The yarn is a mix - 49% wool, 34% mohair, 11% nylon (technically it's a sock yarn), 4% acrylic and 2% silk. The mohair means the shawl is very light, decidedly non-drapey and a little hairy, and maybe it wasn't the best choice for this pattern. But I do like the finished project.
The pattern was fun to knit because it consisted (once the plain base was done) of 23 completely different lace rows with plain purl rows between them. Now I'm looking at other lace shawl patterns.
Which of these do you like the best? Tell me why in a comment!
1. Echo Flower Shawl
Pro - gorgeous texture, and it's free! No beads (nupps are so much nicer!).
Con - triangular, not my favourite shape.
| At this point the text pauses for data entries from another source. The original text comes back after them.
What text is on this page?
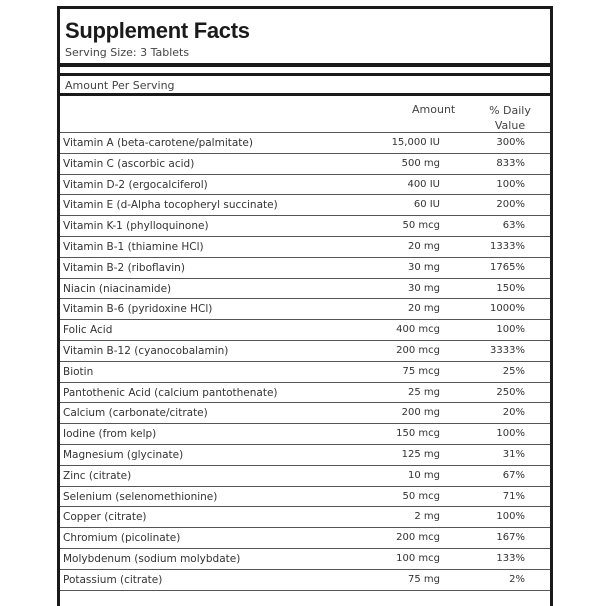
Supplement Facts
Serving Size: 3 Tablets
Amount Per Serving
Amount	% Daily Value
Vitamin A (beta-carotene/palmitate)	15,000 IU	300%
Vitamin C (ascorbic acid)	500 mg	833%
Vitamin D-2 (ergocalciferol)	400 IU	100%
Vitamin E (d-Alpha tocopheryl succinate)	60 IU	200%
Vitamin K-1 (phylloquinone)	50 mcg	63%
Vitamin B-1 (thiamine HCl)	20 mg	1333%
Vitamin B-2 (riboflavin)	30 mg	1765%
Niacin (niacinamide)	30 mg	150%
Vitamin B-6 (pyridoxine HCl)	20 mg	1000%
Folic Acid	400 mcg	100%
Vitamin B-12 (cyanocobalamin)	200 mcg	3333%
Biotin	75 mcg	25%
Pantothenic Acid (calcium pantothenate)	25 mg	250%
Calcium (carbonate/citrate)	200 mg	20%
Iodine (from kelp)	150 mcg	100%
Magnesium (glycinate)	125 mg	31%
Zinc (citrate)	10 mg	67%
Selenium (selenomethionine)	50 mcg	71%
Copper (citrate)	2 mg	100%
Chromium (picolinate)	200 mcg	167%
Molybdenum (sodium molybdate)	100 mcg	133%
Potassium (citrate)	75 mg	2%
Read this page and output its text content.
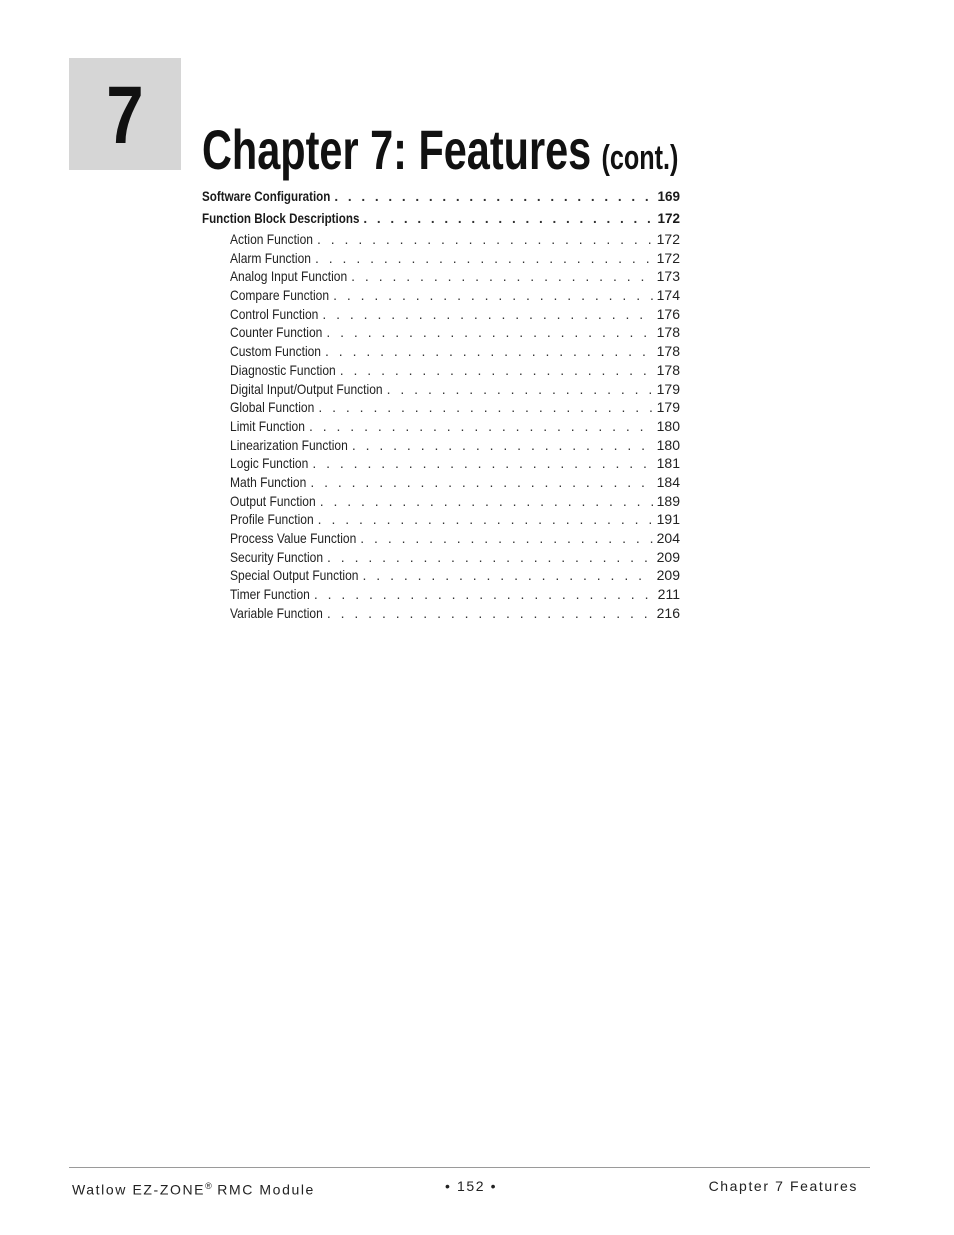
7	Chapter 7: Features (cont.)
Software Configuration . . .	169
Function Block Descriptions . . .	172
Action Function . . .	172
Alarm Function . . .	172
Analog Input Function . . .	173
Compare Function . . .	174
Control Function . . .	176
Counter Function . . .	178
Custom Function . . .	178
Diagnostic Function . . .	178
Digital Input/Output Function . . .	179
Global Function . . .	179
Limit Function . . .	180
Linearization Function . . .	180
Logic Function . . .	181
Math Function . . .	184
Output Function . . .	189
Profile Function . . .	191
Process Value Function . . .	204
Security Function . . .	209
Special Output Function . . .	209
Timer Function . . .	211
Variable Function . . .	216
Watlow EZ-ZONE® RMC Module	• 152 •	Chapter 7 Features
A Raveller has figured out how to make it into a sort-of crescent but her version used 800m of yarn. The pattern itself calls for 440-880m, which would require an annoyingly small amount more than 1 skein of sock yarn (100g). On the other hand I have some lace-weight in the right amount.
2. Sweet Dreams
Pro - wonderfully spiky, already a crescent, many variations are possible, including designer-sanctioned choice to omit all beads. Could be made out of 100g of sock yarn.
Con - a relatively expensive paid pattern since I have to buy an entire e-book to get it.
3. Dandelion on a Meadow
|Dandelion on a Meadow|
Con - (maybe, maybe not) this is knitted from the bottom up rather than top down. I haven't made one this way before. Paid pattern.
Pro - another spiky lace pattern from the same designer as Sweet Dreams. It's less expensive since it's available as a single pattern. It could be made from 100g of sock yarn.
Con - A paid pattern. Although you can't really tell from the photo, the lace pattern doesn't vary much as the shawl progresses, so might be less captivating to knit. And is it too baroque for The Sewing Lawyer?
Excuse me while I go diving in my yarn stash.